Even on what little watching I did of Forrest Gump, I found it tedious yet exclusionary... the movie almost seemed targeted to an audience that lived through the milestones that it bumped as it ran past.  I do not know if Wreck-It Ralph has the same sort of exclusionary vibe to other generations, but I do know that my children were absolutely enthralled in it, and I loved sharing stories of the video games I played when I was younger to them.  It also seemed that they were interested in those stories... and as I think about the difference between the two movies, I come to this conclusion.  It's so much more interesting to a ten-year-old to tell him or her about video games of the past rather than to have to describe exactly why Martin Luther King Jr. was shot, or why the United States was fighting a war in Vietnam, or even why hippies did what they did.  Ultimately, the Baby Boomers' shared history was one that they didn't exactly ask for.  While Xers/Millennials do have our own moments that resonate when we start telling our children our first-hand history accounts (9/11), it's so much different to be able to show them this movie and describe the fun that we had as children, feeding quarters into a machine and meeting like-minded people at the arcade.

All of this and no analysis about the characters!  I will save that topic for another day, depending on my rewatching it and seeing if there's enough to tease another blog post from this.  Suffice it to say that this movie is so very tied into the nostalgia that it profits off of, and fans of the video game genre would absolutely think rather highly of this game for all the reasons listed above.  If you're not a fan of video games... that's okay, there's still good characters embroiled in a terrific plot that has a good payoff, and there's even an "intermission" where some video game dude explains all the injokes that is actually kind of interesting.  All you have to do is pause the movie, wait five seconds, and the intermission is off and running.

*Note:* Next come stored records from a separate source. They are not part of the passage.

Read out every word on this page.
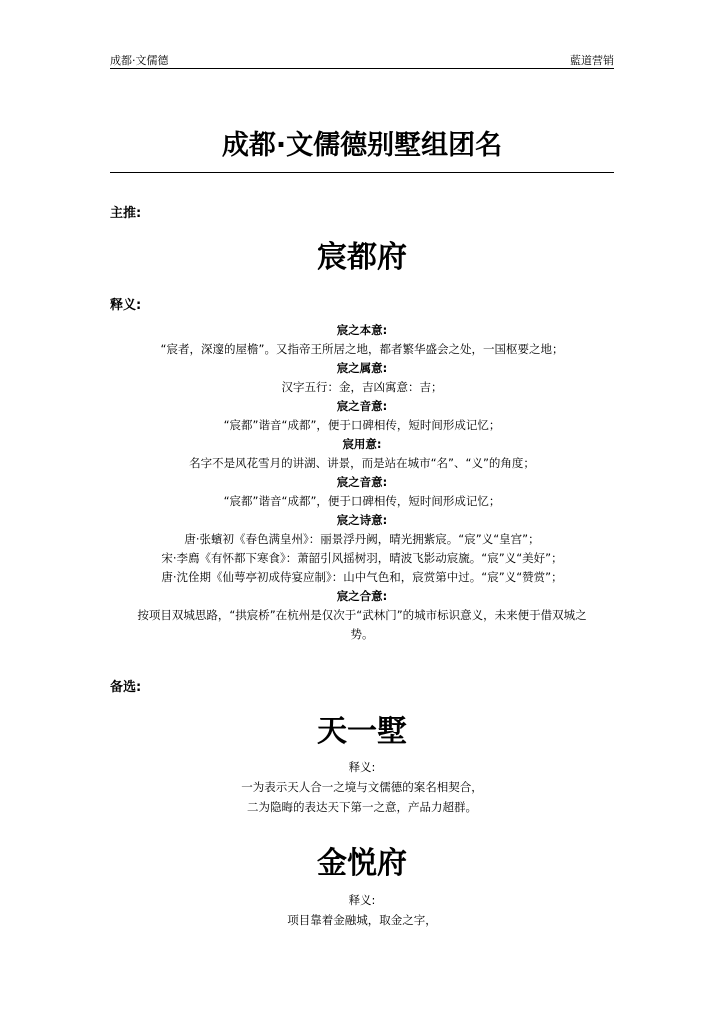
成都·文儒德	藍道营销
成都·文儒德别墅组团名
主推:
宸都府
释义:
宸之本意:
“宸者，深邃的屋檐”。又指帝王所居之地，都者繁华盛会之处，一国枢要之地；
宸之属意:
汉字五行：金，吉凶寓意：吉；
宸之音意:
“宸都”谐音“成都”，便于口碑相传，短时间形成记忆；
宸用意:
名字不是风花雪月的讲湖、讲景，而是站在城市“名”、“义”的角度；
宸之音意:
“宸都”谐音“成都”，便于口碑相传，短时间形成记忆；
宸之诗意:
唐·张蠙初《春色满皇州》：丽景浮丹阙，晴光拥紫宸。“宸”义“皇宫”；
宋·李廌《有怀都下寒食》：萧韶引风摇树羽，晴波飞影动宸旒。“宸”义“美好”；
唐·沈佺期《仙萼亭初成侍宴应制》：山中气色和，宸赏第中过。“宸”义“赞赏”；
宸之合意:
按项目双城思路，“拱宸桥”在杭州是仅次于“武林门”的城市标识意义，未来便于借双城之
势。
备选:
天一墅
释义:
一为表示天人合一之境与文儒德的案名相契合，
二为隐晦的表达天下第一之意，产品力超群。
金悦府
释义:
项目靠着金融城，取金之字，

My final rating would be 3.8 on my four-point scale.  I would absolutely watch this again, and I was fully prepared to do so shortly after watching it the first time.  With all the talk of nostalgia and characters, I would say that the best part about this movie is that it feels like an amazing ride, just like the Indiana Jones movies of old.  My only complaint would be that the Louie DePalma Weeble never learned that Ralph was as integral to his existence as Felix is.  There's a few too many people in this world that don't understand this concept, that we're interconnected to everyone including people we may not "like".  Even if only one person learned from the Weeble, it would have been a greater success.


2 comments:

Dan O. said...

Good review Scott. Definitely an original piece of work from Disney animations, even if it does get a bit conventional by the end. However, I still had a great time with this movie and look forward to sequels.

Zoogz said...

Quite admittedly, on a rewatching, they managed to fit the pieces of the plot very precisely... I'd be interested to see if the plot of the next movie ends up being tied into such a neat bow.